Winnie l'Ourson et la clef des champs
Quand on prend la peine d'y réfléchir longtemps après coup, Kingdom Hearts est un jeu très mélancolique. Pas dans la manière dont il se joue, c'est une histoire bourrin qui n'a rien trouvé de mieux que de gommer toutes les trouvailles de game design de son grand frère et de les troquer contre des lignes droites.

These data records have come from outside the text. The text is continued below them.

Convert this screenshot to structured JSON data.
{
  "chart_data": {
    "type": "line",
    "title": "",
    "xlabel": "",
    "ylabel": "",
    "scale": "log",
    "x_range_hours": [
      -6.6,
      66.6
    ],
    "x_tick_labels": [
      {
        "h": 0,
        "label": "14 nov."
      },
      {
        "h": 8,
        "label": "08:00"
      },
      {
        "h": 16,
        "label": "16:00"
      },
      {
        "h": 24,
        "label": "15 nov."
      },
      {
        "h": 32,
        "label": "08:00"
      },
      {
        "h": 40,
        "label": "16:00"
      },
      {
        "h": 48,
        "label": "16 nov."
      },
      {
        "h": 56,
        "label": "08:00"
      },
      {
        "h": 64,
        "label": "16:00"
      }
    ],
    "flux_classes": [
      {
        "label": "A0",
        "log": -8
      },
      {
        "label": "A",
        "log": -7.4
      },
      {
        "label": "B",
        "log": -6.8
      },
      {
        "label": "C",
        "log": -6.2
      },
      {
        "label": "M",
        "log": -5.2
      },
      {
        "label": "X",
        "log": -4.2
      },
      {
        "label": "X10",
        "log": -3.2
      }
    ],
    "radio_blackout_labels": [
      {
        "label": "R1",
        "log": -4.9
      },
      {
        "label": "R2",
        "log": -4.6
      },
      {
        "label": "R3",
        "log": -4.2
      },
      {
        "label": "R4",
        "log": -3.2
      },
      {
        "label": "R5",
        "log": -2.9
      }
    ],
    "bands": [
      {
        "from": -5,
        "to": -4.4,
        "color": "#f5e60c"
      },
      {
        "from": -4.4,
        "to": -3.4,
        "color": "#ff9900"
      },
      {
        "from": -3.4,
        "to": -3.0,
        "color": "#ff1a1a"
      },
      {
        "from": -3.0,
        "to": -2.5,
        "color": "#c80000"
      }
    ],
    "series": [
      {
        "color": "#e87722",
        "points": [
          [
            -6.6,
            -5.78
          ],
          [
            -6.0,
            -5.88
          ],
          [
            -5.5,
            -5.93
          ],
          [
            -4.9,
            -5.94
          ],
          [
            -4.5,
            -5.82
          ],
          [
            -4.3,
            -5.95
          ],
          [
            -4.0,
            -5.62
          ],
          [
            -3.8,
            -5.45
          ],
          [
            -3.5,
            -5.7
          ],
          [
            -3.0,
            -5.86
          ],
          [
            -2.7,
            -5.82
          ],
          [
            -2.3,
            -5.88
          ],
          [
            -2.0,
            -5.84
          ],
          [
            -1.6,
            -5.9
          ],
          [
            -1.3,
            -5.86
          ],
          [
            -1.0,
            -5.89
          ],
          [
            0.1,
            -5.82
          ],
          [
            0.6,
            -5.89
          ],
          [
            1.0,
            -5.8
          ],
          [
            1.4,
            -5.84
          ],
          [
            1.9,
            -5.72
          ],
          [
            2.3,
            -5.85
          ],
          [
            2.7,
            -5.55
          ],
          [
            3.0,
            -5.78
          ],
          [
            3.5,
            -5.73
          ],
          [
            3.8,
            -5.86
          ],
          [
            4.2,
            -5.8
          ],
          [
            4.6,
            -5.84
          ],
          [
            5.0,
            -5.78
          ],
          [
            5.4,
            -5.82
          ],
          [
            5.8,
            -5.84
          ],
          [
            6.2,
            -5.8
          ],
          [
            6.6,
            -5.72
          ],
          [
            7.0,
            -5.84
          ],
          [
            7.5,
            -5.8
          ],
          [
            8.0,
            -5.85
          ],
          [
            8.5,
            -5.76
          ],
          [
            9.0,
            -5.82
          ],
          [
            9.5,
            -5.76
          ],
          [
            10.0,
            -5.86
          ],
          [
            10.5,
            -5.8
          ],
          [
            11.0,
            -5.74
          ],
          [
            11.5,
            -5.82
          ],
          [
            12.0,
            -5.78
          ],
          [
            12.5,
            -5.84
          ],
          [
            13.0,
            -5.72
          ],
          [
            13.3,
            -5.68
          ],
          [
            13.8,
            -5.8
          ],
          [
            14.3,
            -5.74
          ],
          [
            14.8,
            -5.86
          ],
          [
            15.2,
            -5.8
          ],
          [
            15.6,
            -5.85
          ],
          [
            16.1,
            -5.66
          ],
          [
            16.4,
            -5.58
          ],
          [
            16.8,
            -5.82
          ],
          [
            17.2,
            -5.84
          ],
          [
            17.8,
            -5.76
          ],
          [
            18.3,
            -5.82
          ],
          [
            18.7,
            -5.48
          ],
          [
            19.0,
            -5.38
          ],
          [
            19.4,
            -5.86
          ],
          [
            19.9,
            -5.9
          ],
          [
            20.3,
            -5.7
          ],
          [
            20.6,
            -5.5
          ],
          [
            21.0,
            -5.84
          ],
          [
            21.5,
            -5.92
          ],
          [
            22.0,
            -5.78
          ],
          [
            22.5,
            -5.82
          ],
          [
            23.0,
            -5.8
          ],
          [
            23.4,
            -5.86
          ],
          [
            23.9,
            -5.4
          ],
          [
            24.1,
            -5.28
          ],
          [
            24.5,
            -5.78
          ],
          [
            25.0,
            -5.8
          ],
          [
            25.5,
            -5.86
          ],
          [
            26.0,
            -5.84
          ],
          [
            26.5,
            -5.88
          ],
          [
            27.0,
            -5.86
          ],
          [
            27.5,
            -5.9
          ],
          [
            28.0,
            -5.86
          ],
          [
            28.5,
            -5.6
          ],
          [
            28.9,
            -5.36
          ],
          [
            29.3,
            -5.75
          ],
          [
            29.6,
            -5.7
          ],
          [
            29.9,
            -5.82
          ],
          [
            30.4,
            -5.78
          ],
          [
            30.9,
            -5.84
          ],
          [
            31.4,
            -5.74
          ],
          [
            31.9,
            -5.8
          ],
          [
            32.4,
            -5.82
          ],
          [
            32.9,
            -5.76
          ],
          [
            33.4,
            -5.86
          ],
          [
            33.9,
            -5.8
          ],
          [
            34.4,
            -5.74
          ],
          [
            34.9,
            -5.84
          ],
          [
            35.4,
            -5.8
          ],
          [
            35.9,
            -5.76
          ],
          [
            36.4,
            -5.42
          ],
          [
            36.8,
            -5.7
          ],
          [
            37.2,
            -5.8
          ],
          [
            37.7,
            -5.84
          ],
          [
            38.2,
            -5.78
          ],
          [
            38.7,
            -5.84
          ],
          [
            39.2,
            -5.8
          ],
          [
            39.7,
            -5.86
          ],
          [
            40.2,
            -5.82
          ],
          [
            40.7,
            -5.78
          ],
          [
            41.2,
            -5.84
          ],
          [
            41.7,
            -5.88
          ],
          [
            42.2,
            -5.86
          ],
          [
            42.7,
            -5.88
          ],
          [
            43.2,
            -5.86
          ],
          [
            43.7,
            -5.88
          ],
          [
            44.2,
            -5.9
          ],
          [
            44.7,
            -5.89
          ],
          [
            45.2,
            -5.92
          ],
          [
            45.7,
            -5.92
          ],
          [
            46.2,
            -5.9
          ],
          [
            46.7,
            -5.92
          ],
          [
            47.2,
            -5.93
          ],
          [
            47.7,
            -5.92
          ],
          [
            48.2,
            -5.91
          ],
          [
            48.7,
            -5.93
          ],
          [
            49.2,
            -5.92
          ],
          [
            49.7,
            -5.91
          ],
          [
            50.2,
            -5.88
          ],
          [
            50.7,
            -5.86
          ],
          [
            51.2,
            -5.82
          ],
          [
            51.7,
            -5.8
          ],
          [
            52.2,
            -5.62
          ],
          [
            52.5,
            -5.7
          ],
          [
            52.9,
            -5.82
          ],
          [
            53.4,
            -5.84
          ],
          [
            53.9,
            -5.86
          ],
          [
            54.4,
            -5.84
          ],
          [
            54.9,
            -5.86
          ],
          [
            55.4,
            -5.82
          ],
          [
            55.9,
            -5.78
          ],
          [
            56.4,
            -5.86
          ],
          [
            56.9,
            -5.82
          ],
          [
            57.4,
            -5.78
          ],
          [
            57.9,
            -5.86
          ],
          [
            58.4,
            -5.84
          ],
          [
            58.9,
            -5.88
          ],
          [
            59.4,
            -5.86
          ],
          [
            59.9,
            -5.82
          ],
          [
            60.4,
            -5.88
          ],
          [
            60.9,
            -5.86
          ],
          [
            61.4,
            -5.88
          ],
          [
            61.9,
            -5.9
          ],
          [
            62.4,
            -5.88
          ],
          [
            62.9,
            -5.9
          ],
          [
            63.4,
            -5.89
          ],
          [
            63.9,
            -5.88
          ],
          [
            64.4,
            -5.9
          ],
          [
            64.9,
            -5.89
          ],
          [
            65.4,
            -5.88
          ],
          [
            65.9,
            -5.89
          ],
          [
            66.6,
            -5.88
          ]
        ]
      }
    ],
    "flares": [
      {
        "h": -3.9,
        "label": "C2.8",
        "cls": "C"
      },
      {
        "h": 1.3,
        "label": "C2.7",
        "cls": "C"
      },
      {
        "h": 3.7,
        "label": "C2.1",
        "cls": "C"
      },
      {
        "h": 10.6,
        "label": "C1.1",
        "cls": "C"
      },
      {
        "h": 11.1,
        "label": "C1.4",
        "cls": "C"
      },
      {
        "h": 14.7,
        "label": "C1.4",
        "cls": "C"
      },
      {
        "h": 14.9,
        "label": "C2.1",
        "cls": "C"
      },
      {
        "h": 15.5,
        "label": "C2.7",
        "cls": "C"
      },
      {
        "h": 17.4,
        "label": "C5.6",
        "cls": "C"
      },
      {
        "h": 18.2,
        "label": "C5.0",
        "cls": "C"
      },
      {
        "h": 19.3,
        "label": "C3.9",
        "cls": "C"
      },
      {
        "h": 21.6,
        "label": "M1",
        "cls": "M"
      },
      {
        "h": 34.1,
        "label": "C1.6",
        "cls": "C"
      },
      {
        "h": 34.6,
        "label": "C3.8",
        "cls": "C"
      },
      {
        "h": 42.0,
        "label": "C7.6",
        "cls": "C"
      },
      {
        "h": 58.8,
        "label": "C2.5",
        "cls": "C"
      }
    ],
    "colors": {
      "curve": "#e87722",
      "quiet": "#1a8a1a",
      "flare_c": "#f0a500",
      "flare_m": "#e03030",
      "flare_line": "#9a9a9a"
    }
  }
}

Une histoire confuse, une révélation pour le personnage principal dont nous, joueurs, connaissions la teneur depuis des dizaines d'heures, un final en grand nawak avec un plan zoophile entre Donald et Sora, une intrigue partiellement incompréhensible si on est pas passé par le Chain of Memories sur GBA dont le portage PS2 est resté inédit en Europe, des personnages et une organisation de poseurs et de gamins en pleine crise d'adolescence complètement abscons ... Et je parle même pas des fusions jubilatoires qui sont impossibles à utiliser pendant les seules moments où elles seraient pratiques, moments qui se règlent d'ailleurs à grands coups de QTE incontrôlables d'une facilité frustrante. Cela dit, les passage en vaisseau ont été grandement améliorées et se sont transformées en rail shooter plaisant et rythmé pour le néophyte en la matière que je suis.
Bref. Même si ce n'est pas par là que Kingdom Hearts II brille, il se laisse jouer avidement, pour peu qu'on accroche à l'univers ; il est empli de bons moments, certains sont excellents, son histoire prend réellement de l'ampleur et se détache au fur et à mesure du fan service Disney + Square.

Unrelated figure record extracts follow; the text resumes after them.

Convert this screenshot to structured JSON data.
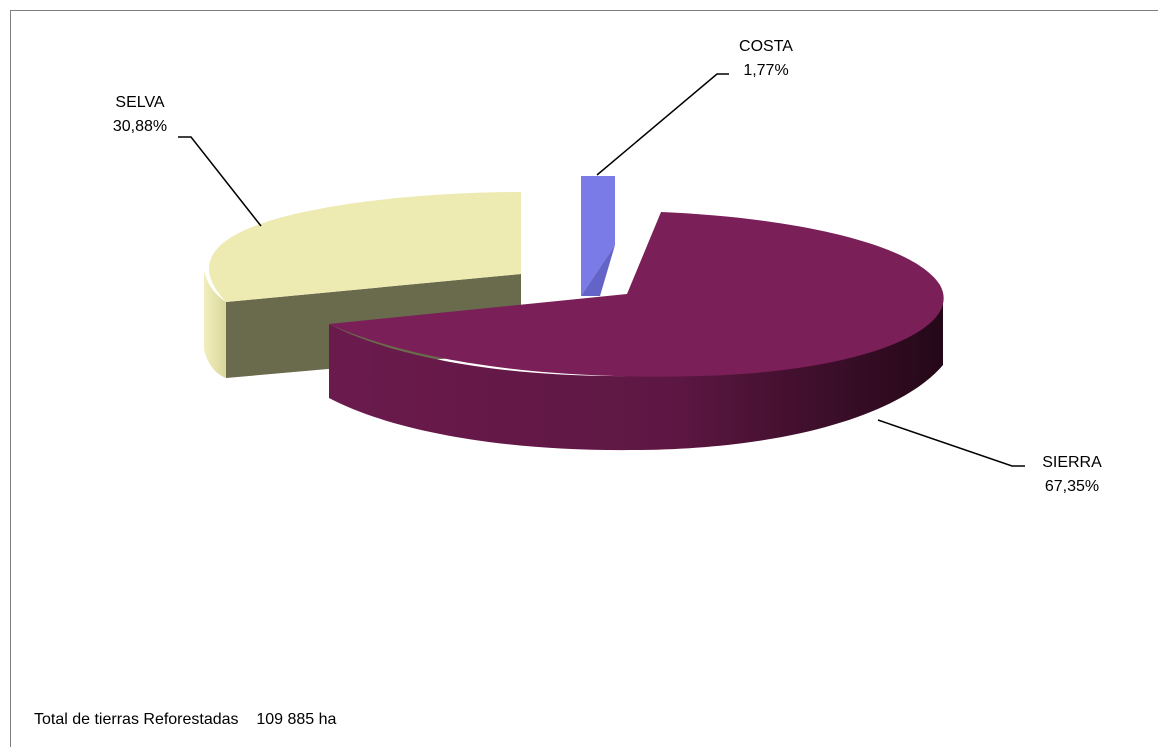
{
  "chart_data": {
    "type": "pie",
    "style": "3d-exploded",
    "categories": [
      "COSTA",
      "SIERRA",
      "SELVA"
    ],
    "values": [
      1.77,
      67.35,
      30.88
    ],
    "value_labels": [
      "1,77%",
      "67,35%",
      "30,88%"
    ],
    "colors": {
      "COSTA": "#7b7be8",
      "SIERRA": "#7a1f58",
      "SELVA": "#eeebb2"
    },
    "title": "",
    "legend": "none",
    "labels": "outside-with-leader-lines"
  },
  "footnote": {
    "label": "Total de tierras Reforestadas",
    "value": "109 885 ha"
  }
}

Mais avec le temps, en y repensant par petites couches, KH2 est un jeu sur les amis d'enfance à demi oubliés. Lorsqu'on se détache des niveaux de lecture imposés (Square oblige), c'est ce que j'ai retiré de ce jeu. En particulier du prologue, et du traitement qui est fait de Winnie l'Ourson. C'est un jeu qui nous parle de notre enfance, aux gens de ma génération qui avons connu tous ces Disney quand on était gamins.
Je ne dis pas ça parce que les univers renvoient à notre enfance, mais parce qu'à travers quelques custscenes précises (notamment les « souvenirs » brouillés de Roxas, et la scénette où Kairi essaie de se souvenir de Sora sans vraiment y parvenir), c'est le discours qu'il tient, si noyé qu'il soit dans l'histoire. Longtemps après avoir terminé ce jeu, ce sont ces scènes qui restent gravées dans ma mémoire. Au jeune adulte que je suis, elles parlent d'enfance évanouie, de souvenirs condamnés à disparaître peu à peu dans le néant.
A moi, sans qu'il n'y aie aucun rapport formel avec ce jeu (y compris d'époque, j'ai joué à KH2 près de 15 ans après avoir quitté ce décors), ça me rappelle une piste cyclable près d'un aéroport, des bains chauds le dimanche soir et un peignoir sur la moquette d'une chambre d'enfant. Un jardin de quartier résidentiel les dimanches après midi gorgés de soleil où je préférai jouer avec mes legos et me gorger de livres. KH2 me rappelle tout ça avec une netteté surnaturelle que rien jusqu'ici n'avait pu susciter. Donc je crois qu'il parle avant tout non pas à l'enfant qui sommeille en nous, mais à notre enfance révolue.